Monday, May 17, 2010


Mary Lawrence's procedure went as well as it could have. She was very traumatized after two days of a pre-clean out (no food/drink and lots of miralax and suppositories). She was so scared she wouldn't even let the nurses touch her.They finally gave her something to calm her and let me carry her back to the OR. I held the strawberry-flavored gas mask on her while she fell asleep. I know it wasn't a serious procedure but it still was so hard to leave that OR with my little baby on that cold, hard operating table!

Mary Lawrence is all cleared of all that blockage so hopefully her tummy will be feeling better again soon. She is probably still going to want to "hold" her bowel movements so we will have to be a strict regimen to keep her from getting constipated again so we never have to relive this. It has been so hard but I am so thankful one child is out of the hospital and praying that the other will soon be home too!

Thank you for praying for Mary Lawrence. She is a brave girl!

Sunday, May 16, 2010

Doing Well So Far...

Maggie never had her feeding tube put back in cause she's been eating all of her bottles - go Maggie!
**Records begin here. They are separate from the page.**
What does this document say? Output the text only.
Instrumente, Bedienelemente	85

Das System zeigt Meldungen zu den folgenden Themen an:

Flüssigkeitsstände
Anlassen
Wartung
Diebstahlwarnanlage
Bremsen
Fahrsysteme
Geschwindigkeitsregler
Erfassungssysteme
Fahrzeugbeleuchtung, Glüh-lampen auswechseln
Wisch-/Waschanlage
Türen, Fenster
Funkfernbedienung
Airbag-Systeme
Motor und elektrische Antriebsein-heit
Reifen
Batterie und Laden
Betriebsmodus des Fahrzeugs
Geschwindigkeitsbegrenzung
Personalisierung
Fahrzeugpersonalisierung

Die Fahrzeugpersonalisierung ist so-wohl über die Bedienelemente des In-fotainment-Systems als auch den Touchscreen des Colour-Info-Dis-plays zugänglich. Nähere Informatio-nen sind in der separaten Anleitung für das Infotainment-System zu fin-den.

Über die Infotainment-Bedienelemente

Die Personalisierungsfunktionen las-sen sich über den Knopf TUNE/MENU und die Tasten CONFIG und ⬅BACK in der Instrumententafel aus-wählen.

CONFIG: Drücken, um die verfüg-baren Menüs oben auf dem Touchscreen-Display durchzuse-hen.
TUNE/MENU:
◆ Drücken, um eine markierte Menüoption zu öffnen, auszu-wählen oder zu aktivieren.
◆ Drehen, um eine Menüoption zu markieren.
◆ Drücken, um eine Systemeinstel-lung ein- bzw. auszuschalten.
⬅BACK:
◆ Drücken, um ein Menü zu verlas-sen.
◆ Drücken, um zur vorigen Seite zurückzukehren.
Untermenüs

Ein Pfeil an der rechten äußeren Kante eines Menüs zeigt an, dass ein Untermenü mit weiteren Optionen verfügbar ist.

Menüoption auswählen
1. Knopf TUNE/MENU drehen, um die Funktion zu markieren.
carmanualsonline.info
Each day they are slowly  increasing her required volume so the pressure is on to get her to keep finishing them.

We haven't changed much about how we are feeding her - except that instead of swaddling her with her arms down (like a newborn) we leave her arms bent up so her hands are around her face and she can self -soothe by sucking on her fingers or clasping her hands together. I think most of our success is due to being in a quiet, darkened room with little distraction. Sure the nurses and techs and therapists are all barging in throughout the day like they did when I was on bed rest and never really got to "rest." We have gotten very frustrated a few times as we feel like half of the stress we are dealing with is trying to protect Maggie from the around the clock monitoring and testing that gets her off her routine. We say "no" when people want to wake her up to give her meds or treatments and "no more" when they try  four times to get a urine sample without success and want to keep trying. She's just a baby; she needs a break.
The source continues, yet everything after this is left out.